Service Desk Customers retrieving issue create metadata through REST API

I want to allow JSM Cloud Customer-type users to retrieve the issue create metadata for individual request types through the Cloud REST API(s). As far as I can tell there are two ways to do this, but neither of them is doing everything I need.

The first option:
Get Request Type Fields in the Jira Service Management REST API works out-of-the-box for Service Desk Customer users, but for some reason is not including the custom fields for the request, which makes it almost useless. I have tried adding the documented “expand=hiddenFields” query string parameter, but still no custom fields are returned. Is it expected that custom fields are omitted from this response?
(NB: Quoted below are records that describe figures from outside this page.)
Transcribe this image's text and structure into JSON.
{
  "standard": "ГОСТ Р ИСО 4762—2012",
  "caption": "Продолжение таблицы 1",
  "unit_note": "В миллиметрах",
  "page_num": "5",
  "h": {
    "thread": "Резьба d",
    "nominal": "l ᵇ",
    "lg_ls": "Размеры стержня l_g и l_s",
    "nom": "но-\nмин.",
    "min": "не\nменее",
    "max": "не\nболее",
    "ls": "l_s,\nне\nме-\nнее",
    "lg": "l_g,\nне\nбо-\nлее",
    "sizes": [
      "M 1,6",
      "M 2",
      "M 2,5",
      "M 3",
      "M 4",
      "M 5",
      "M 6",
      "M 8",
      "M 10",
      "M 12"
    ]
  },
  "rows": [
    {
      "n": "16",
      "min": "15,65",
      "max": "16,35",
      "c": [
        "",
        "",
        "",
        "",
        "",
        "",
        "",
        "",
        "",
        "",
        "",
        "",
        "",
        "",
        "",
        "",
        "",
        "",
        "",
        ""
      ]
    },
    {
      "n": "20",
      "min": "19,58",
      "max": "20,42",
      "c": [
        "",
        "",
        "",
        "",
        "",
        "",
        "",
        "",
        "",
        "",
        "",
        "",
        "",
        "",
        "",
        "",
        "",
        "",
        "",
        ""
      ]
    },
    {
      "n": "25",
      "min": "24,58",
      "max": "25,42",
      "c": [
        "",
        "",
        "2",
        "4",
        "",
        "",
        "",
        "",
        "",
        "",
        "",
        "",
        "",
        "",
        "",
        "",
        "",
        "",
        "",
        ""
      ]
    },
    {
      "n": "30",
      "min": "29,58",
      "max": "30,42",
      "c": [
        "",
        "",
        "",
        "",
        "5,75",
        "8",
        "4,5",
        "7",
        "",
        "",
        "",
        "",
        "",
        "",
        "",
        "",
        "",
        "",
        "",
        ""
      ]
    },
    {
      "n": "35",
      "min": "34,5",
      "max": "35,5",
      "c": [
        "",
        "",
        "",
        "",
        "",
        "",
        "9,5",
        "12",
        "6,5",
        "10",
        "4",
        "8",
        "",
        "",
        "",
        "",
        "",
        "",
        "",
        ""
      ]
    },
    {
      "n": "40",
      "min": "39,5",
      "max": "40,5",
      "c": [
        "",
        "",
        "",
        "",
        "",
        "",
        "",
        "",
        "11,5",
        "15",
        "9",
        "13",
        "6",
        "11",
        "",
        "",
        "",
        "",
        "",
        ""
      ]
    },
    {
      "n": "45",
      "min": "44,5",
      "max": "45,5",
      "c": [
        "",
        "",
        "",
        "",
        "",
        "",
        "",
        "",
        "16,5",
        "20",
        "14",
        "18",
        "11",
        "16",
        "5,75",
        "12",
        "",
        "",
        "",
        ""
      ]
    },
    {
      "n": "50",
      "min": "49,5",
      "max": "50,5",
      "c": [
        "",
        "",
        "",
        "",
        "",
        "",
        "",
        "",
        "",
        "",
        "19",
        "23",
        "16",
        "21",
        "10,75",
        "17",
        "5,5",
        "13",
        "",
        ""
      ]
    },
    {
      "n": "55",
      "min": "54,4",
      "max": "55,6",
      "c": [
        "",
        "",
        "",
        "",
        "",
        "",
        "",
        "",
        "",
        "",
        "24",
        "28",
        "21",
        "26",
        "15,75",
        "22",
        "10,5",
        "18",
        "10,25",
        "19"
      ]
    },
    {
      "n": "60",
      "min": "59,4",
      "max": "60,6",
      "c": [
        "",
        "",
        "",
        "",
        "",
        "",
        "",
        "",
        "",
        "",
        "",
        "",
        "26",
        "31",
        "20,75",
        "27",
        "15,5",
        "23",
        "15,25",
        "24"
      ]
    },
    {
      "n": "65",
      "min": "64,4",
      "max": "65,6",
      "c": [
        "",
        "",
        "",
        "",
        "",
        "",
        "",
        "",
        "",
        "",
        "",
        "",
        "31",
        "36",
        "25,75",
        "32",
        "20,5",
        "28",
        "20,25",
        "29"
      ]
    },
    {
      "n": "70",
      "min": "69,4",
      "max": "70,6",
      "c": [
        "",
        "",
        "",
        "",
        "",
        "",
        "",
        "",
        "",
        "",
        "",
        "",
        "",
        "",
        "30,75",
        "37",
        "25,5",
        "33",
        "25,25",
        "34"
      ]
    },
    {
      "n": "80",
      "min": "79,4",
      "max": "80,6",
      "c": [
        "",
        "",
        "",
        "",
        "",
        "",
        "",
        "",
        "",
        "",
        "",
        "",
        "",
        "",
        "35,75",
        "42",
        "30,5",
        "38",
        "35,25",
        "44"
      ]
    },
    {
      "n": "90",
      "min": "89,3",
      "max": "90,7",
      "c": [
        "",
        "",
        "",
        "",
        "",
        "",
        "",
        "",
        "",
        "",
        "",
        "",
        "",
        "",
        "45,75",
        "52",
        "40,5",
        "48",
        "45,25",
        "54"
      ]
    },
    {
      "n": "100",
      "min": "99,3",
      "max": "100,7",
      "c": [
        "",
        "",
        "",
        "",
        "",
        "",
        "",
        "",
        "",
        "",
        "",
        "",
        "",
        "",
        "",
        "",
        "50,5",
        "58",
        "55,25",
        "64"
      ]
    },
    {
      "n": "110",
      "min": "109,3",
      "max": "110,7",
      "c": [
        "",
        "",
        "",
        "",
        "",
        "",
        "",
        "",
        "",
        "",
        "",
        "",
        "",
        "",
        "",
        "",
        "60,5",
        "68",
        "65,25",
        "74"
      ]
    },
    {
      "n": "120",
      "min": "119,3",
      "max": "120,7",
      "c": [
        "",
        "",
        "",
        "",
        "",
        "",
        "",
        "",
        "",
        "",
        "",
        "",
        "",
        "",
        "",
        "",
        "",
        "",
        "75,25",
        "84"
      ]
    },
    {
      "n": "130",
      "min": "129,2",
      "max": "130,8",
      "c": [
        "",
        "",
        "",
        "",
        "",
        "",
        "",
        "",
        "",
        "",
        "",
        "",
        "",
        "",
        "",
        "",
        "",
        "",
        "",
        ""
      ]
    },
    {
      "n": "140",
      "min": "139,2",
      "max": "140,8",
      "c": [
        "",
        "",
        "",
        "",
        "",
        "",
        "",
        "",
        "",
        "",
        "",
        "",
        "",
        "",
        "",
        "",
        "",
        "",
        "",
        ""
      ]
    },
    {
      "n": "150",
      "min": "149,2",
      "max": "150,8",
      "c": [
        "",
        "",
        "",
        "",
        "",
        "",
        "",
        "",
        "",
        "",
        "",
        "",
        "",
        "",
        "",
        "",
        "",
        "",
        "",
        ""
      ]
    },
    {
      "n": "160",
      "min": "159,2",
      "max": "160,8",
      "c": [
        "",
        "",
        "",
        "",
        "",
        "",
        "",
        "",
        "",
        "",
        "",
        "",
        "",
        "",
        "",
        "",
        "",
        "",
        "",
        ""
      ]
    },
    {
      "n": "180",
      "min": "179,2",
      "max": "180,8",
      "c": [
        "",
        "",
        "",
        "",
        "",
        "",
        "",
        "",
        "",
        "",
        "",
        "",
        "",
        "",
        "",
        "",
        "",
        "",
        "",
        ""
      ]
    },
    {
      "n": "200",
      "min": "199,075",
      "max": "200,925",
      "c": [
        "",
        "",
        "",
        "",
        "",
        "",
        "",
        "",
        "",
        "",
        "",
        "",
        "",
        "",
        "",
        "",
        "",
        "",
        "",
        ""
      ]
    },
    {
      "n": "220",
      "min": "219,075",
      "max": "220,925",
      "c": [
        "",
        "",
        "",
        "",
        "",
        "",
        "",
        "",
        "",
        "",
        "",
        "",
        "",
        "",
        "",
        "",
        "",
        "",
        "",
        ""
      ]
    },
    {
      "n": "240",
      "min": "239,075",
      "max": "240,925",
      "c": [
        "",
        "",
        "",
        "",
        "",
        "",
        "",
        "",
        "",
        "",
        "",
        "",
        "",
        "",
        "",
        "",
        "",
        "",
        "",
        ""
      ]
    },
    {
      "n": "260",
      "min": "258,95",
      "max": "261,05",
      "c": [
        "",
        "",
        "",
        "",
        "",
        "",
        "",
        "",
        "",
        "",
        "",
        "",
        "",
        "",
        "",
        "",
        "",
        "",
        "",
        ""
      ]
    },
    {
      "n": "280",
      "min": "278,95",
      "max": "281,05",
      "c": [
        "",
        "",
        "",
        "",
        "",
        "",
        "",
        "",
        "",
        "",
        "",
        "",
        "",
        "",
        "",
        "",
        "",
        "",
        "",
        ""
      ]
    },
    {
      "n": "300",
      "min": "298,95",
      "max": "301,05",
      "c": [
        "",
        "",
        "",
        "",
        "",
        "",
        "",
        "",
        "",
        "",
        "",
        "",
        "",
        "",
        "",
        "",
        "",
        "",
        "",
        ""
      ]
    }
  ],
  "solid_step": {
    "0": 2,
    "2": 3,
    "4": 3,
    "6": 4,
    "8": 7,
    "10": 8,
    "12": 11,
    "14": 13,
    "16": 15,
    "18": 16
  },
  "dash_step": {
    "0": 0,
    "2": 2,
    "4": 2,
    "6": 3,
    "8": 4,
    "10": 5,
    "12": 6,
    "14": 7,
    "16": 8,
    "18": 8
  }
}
Is there another way to get the full field list through a Service Management REST API?

The second option:
Get create issue metadata in the Jira REST API provides all the fields, which is great, but seems to only work for Customer users if the “Create Issues” permission for the project allows “Public” access, which is definitely not ideal. I have tried granting this permission to all of the following: “Service Desk Customers” project role, “Any logged in user”, “Application access” - “Jira Service Desk”, “Group” - “jira-servicedesk-users”, “Service Project Customer - Portal Access”, “Single User - [SD Customer User I am testing with]”… None of these are working. Accessing the API endpoint returns a 403 - forbidden in all of these cases unless I enable the “Public” access permission here. Is this a bug or am I misunderstanding how this permission is used by this endpoint? The documentation makes it seem as if any user with this “Create Issues” permission should be able to access this endpoint, so one of the settings more restrictive than “Public” should work.